Eventually we started chatting and he told me his secret. He was wearing Bose Noise Canceling Headphones. He let me try them on. I put them over my ears. This alone helped quell some of the sound. Then he flicked a switch. At first nothing happened, but then after a few seconds the floor dropped out of the noise level. I hadn’t noticed how loud the engines were, but now that they were vastly attenuated I couldn’t believe that I could even keep my sanity with such a racket.
The headphones aren’t magic. It’s not like I was in silence, but it was the difference between an emerging headache and feeling suddenly at ease. Amazing.
Geeks will know that the secret is tiny microphones in each ear cup that feed a signal to a microprocessor which then adds an opposite phase cancellation signal to whatever the music source provides. To do it completely in real time is an impossible physics and computational problem even before you add in all the extra psycho-acoustic corrections, but the imperfect approximation was a major advantage.

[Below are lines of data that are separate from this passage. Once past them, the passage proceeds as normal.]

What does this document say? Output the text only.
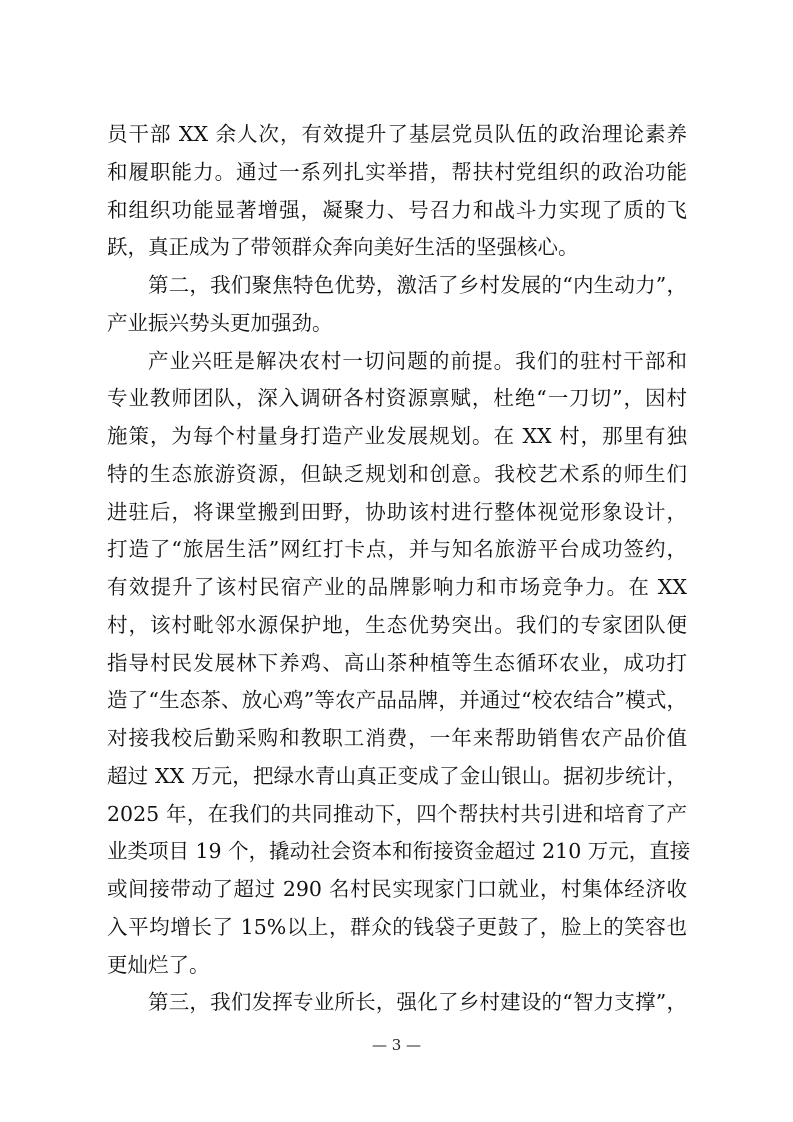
员干部 XX 余人次，有效提升了基层党员队伍的政治理论素养
和履职能力。通过一系列扎实举措，帮扶村党组织的政治功能
和组织功能显著增强，凝聚力、号召力和战斗力实现了质的飞
跃，真正成为了带领群众奔向美好生活的坚强核心。
第二，我们聚焦特色优势，激活了乡村发展的“内生动力”，
产业振兴势头更加强劲。
产业兴旺是解决农村一切问题的前提。我们的驻村干部和
专业教师团队，深入调研各村资源禀赋，杜绝“一刀切”，因村
施策，为每个村量身打造产业发展规划。在 XX 村，那里有独
特的生态旅游资源，但缺乏规划和创意。我校艺术系的师生们
进驻后，将课堂搬到田野，协助该村进行整体视觉形象设计，
打造了“旅居生活”网红打卡点，并与知名旅游平台成功签约，
有效提升了该村民宿产业的品牌影响力和市场竞争力。在 XX
村，该村毗邻水源保护地，生态优势突出。我们的专家团队便
指导村民发展林下养鸡、高山茶种植等生态循环农业，成功打
造了“生态茶、放心鸡”等农产品品牌，并通过“校农结合”模式，
对接我校后勤采购和教职工消费，一年来帮助销售农产品价值
超过 XX 万元，把绿水青山真正变成了金山银山。据初步统计，
2025 年，在我们的共同推动下，四个帮扶村共引进和培育了产
业类项目 19 个，撬动社会资本和衔接资金超过 210 万元，直接
或间接带动了超过 290 名村民实现家门口就业，村集体经济收
入平均增长了 15%以上，群众的钱袋子更鼓了，脸上的笑容也
更灿烂了。
第三，我们发挥专业所长，强化了乡村建设的“智力支撑”，
— 3 —
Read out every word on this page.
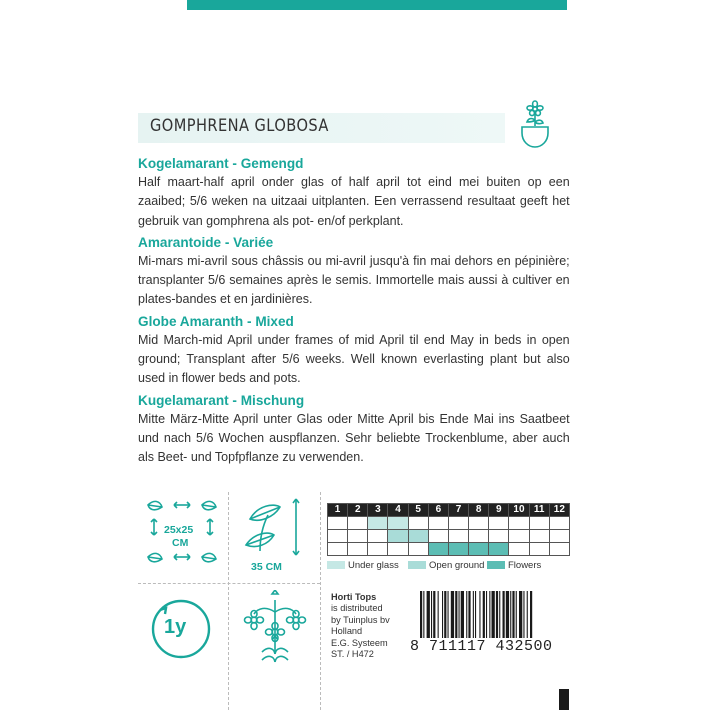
GOMPHRENA GLOBOSA
Kogelamarant - Gemengd

Half maart-half april onder glas of half april tot eind mei buiten op een zaaibed; 5/6 weken na uitzaai uitplanten. Een verrassend resultaat geeft het gebruik van gomphrena als pot- en/of perkplant.

Amarantoide - Variée

Mi-mars mi-avril sous châssis ou mi-avril jusqu'à fin mai dehors en pépinière; transplanter 5/6 semaines après le semis. Immortelle mais aussi à cultiver en plates-bandes et en jardinières.

Globe Amaranth - Mixed

Mid March-mid April under frames of mid April til end May in beds in open ground; Transplant after 5/6 weeks. Well known everlasting plant but also used in flower beds and pots.

Kugelamarant - Mischung

Mitte März-Mitte April unter Glas oder Mitte April bis Ende Mai ins Saatbeet und nach 5/6 Wochen auspflanzen. Sehr beliebte Trockenblume, aber auch als Beet- und Topfpflanze zu verwenden.

25x25
CM
35 CM
1y
1	2	3	4	5	6	7	8	9	10	11	12

Under glass	Open ground	Flowers
Horti Tops
is distributed
by Tuinplus bv
Holland
E.G. Systeem
ST. / H472	8 711117 432500
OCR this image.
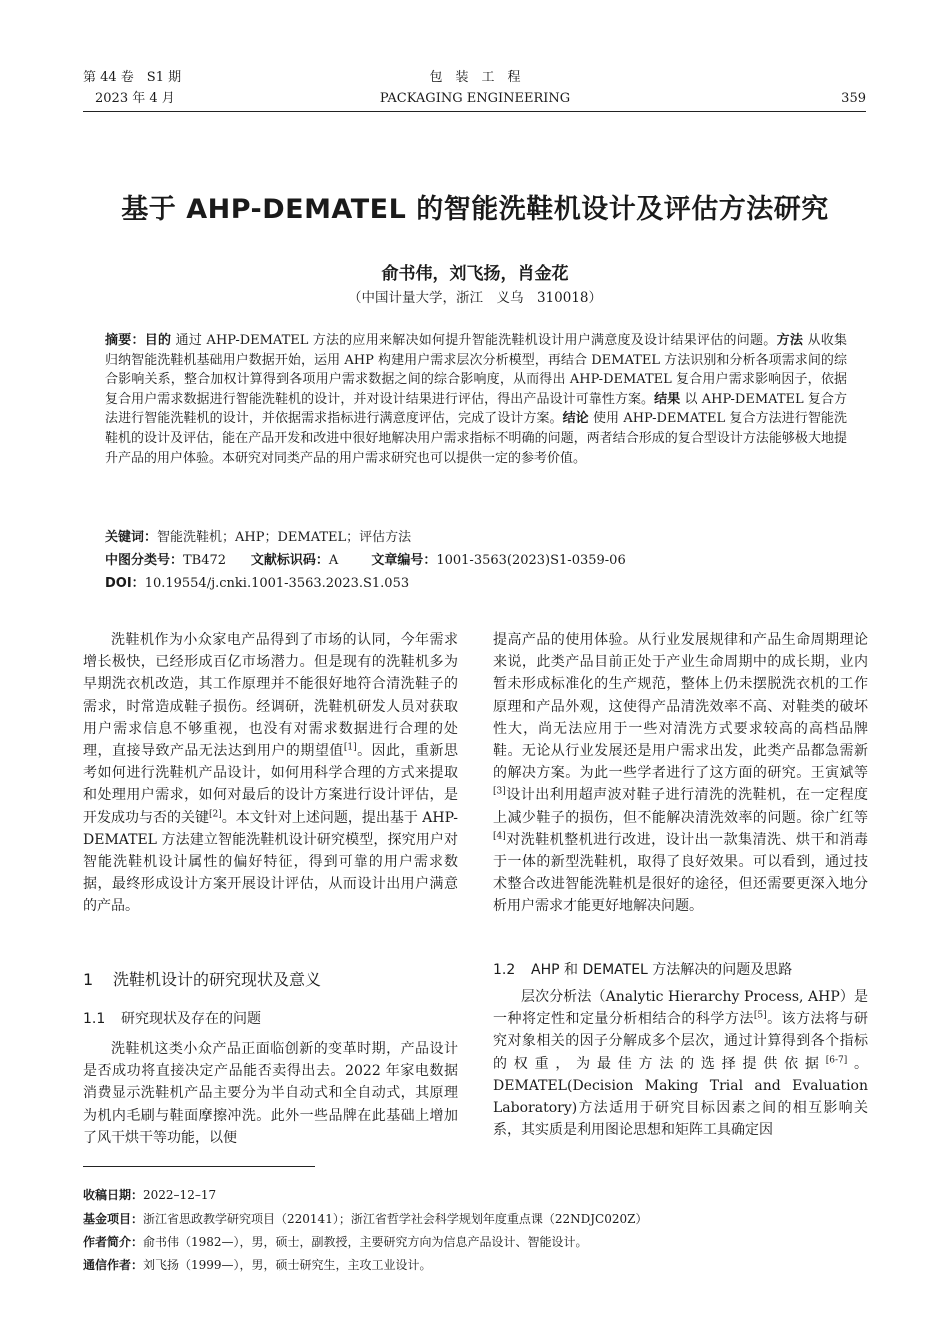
第 44 卷　S1 期
2023 年 4 月
包　装　工　程
PACKAGING ENGINEERING	359
基于 AHP-DEMATEL 的智能洗鞋机设计及评估方法研究
俞书伟，刘飞扬，肖金花
（中国计量大学，浙江　义乌　310018）
摘要：目的 通过 AHP-DEMATEL 方法的应用来解决如何提升智能洗鞋机设计用户满意度及设计结果评估的问题。方法 从收集归纳智能洗鞋机基础用户数据开始，运用 AHP 构建用户需求层次分析模型，再结合 DEMATEL 方法识别和分析各项需求间的综合影响关系，整合加权计算得到各项用户需求数据之间的综合影响度，从而得出 AHP-DEMATEL 复合用户需求影响因子，依据复合用户需求数据进行智能洗鞋机的设计，并对设计结果进行评估，得出产品设计可靠性方案。结果 以 AHP-DEMATEL 复合方法进行智能洗鞋机的设计，并依据需求指标进行满意度评估，完成了设计方案。结论 使用 AHP-DEMATEL 复合方法进行智能洗鞋机的设计及评估，能在产品开发和改进中很好地解决用户需求指标不明确的问题，两者结合形成的复合型设计方法能够极大地提升产品的用户体验。本研究对同类产品的用户需求研究也可以提供一定的参考价值。
关键词：智能洗鞋机；AHP；DEMATEL；评估方法
中图分类号：TB472 文献标识码：A	文章编号：1001-3563(2023)S1-0359-06
DOI：10.19554/j.cnki.1001-3563.2023.S1.053

洗鞋机作为小众家电产品得到了市场的认同，今年需求增长极快，已经形成百亿市场潜力。但是现有的洗鞋机多为早期洗衣机改造，其工作原理并不能很好地符合清洗鞋子的需求，时常造成鞋子损伤。经调研，洗鞋机研发人员对获取用户需求信息不够重视，也没有对需求数据进行合理的处理，直接导致产品无法达到用户的期望值[1]。因此，重新思考如何进行洗鞋机产品设计，如何用科学合理的方式来提取和处理用户需求，如何对最后的设计方案进行设计评估，是开发成功与否的关键[2]。本文针对上述问题，提出基于 AHP-DEMATEL 方法建立智能洗鞋机设计研究模型，探究用户对智能洗鞋机设计属性的偏好特征，得到可靠的用户需求数据，最终形成设计方案开展设计评估，从而设计出用户满意的产品。

1 洗鞋机设计的研究现状及意义
1.1 研究现状及存在的问题

洗鞋机这类小众产品正面临创新的变革时期，产品设计是否成功将直接决定产品能否卖得出去。2022 年家电数据消费显示洗鞋机产品主要分为半自动式和全自动式，其原理为机内毛刷与鞋面摩擦冲洗。此外一些品牌在此基础上增加了风干烘干等功能，以便

提高产品的使用体验。从行业发展规律和产品生命周期理论来说，此类产品目前正处于产业生命周期中的成长期，业内暂未形成标准化的生产规范，整体上仍未摆脱洗衣机的工作原理和产品外观，这使得产品清洗效率不高、对鞋类的破坏性大，尚无法应用于一些对清洗方式要求较高的高档品牌鞋。无论从行业发展还是用户需求出发，此类产品都急需新的解决方案。为此一些学者进行了这方面的研究。王寅斌等[3]设计出利用超声波对鞋子进行清洗的洗鞋机，在一定程度上减少鞋子的损伤，但不能解决清洗效率的问题。徐广红等[4]对洗鞋机整机进行改进，设计出一款集清洗、烘干和消毒于一体的新型洗鞋机，取得了良好效果。可以看到，通过技术整合改进智能洗鞋机是很好的途径，但还需要更深入地分析用户需求才能更好地解决问题。

1.2 AHP 和 DEMATEL 方法解决的问题及思路

层次分析法（Analytic Hierarchy Process, AHP）是一种将定性和定量分析相结合的科学方法[5]。该方法将与研究对象相关的因子分解成多个层次，通过计算得到各个指标的权重，为最佳方法的选择提供依据[6-7]。DEMATEL(Decision Making Trial and Evaluation Laboratory)方法适用于研究目标因素之间的相互影响关系，其实质是利用图论思想和矩阵工具确定因

收稿日期：2022–12–17
基金项目：浙江省思政教学研究项目（220141）；浙江省哲学社会科学规划年度重点课（22NDJC020Z）
作者简介：俞书伟（1982—），男，硕士，副教授，主要研究方向为信息产品设计、智能设计。
通信作者：刘飞扬（1999—），男，硕士研究生，主攻工业设计。
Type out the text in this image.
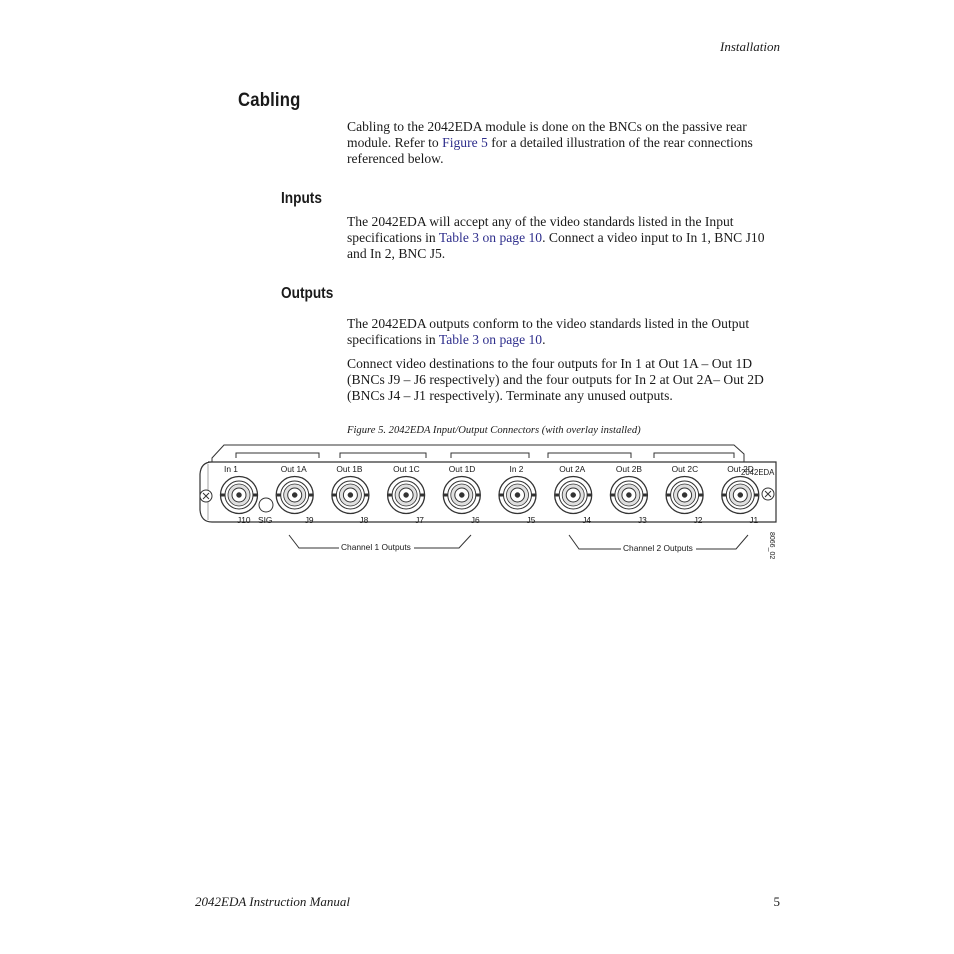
Installation
Cabling
Cabling to the 2042EDA module is done on the BNCs on the passive rear module. Refer to Figure 5 for a detailed illustration of the rear connections referenced below.
Inputs
The 2042EDA will accept any of the video standards listed in the Input specifications in Table 3 on page 10. Connect a video input to In 1, BNC J10 and In 2, BNC J5.
Outputs
The 2042EDA outputs conform to the video standards listed in the Output specifications in Table 3 on page 10.
Connect video destinations to the four outputs for In 1 at Out 1A – Out 1D (BNCs J9 – J6 respectively) and the four outputs for In 2 at Out 2A– Out 2D (BNCs J4 – J1 respectively). Terminate any unused outputs.
Figure 5. 2042EDA Input/Output Connectors (with overlay installed)
SIG
2042EDA
8066_02
In 1
J10
Out 1A
J9
Out 1B
J8
Out 1C
J7
Out 1D
J6
In 2
J5
Out 2A
J4
Out 2B
J3
Out 2C
J2
Out 2D
J1
Channel 1 Outputs	Channel 2 Outputs
2042EDA Instruction Manual	5
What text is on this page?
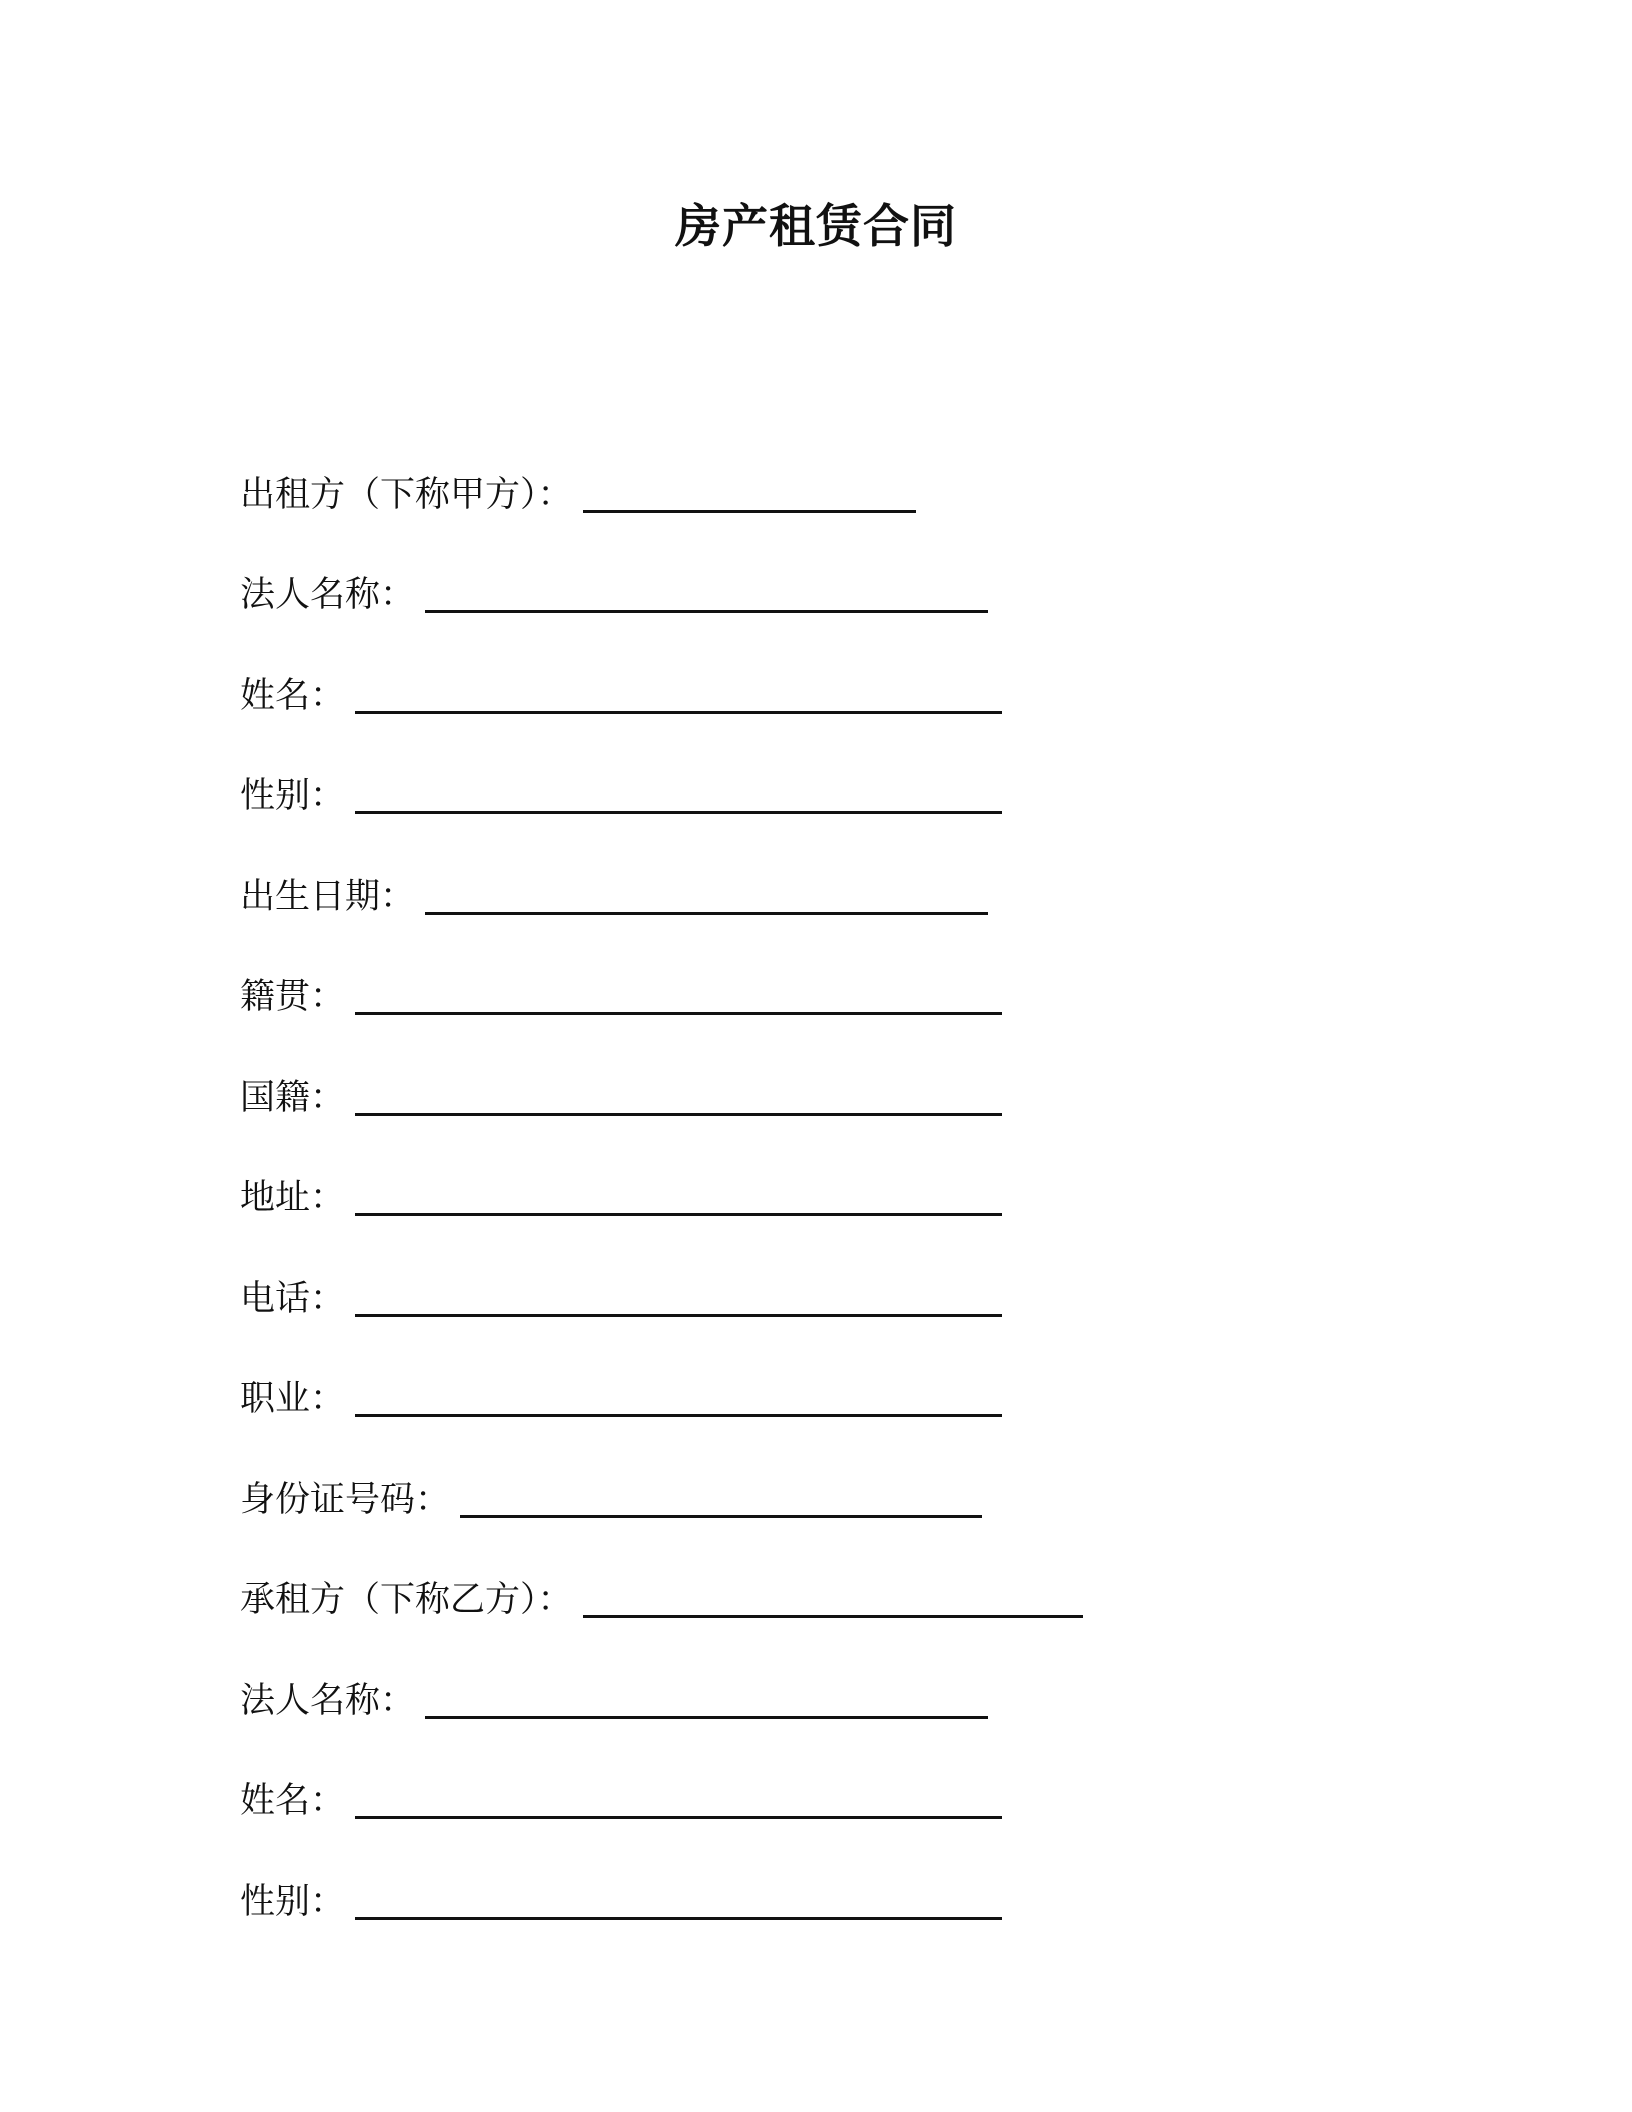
房产租赁合同
出租方（下称甲方）：
法人名称：
姓名：
性别：
出生日期：
籍贯：
国籍：
地址：
电话：
职业：
身份证号码：
承租方（下称乙方）：
法人名称：
姓名：
性别：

Before my next long airplane trip I stopped by a music store but they didn’t carry the Bose model. I ended up with a pair of Sony in-ear plugs. Trying them at home was disappointing. If there isn’t a lot of ambient noise to cancel out, the circuitry can actually make the noise level worse. (The phones have an on/off switch for this reason.) Even on the plane it took a while to get it working right. I had to jam the plugs further into my ears than seemed right, but once they were properly situated, the magic happened again.
Here’s the big difference. On my first airplane trip with normal headphones, I could easily listen to audio books on my iPod, but music was tough, especially if there was large dynamic range as with jazz or classical. On my second trip, I could enjoy a cello concerto or a jazz vocalist as easily as I could listen to my eclectic collection of pop songs. From now on, I won’t fly without them.
Why stop at canceling sound waves, though? I can just imagine teams of Japanese engineers hunkering over their lab benches working on ways to cancel light waves, tsunamis, or life regrets. What a product that will be! Batteries not included.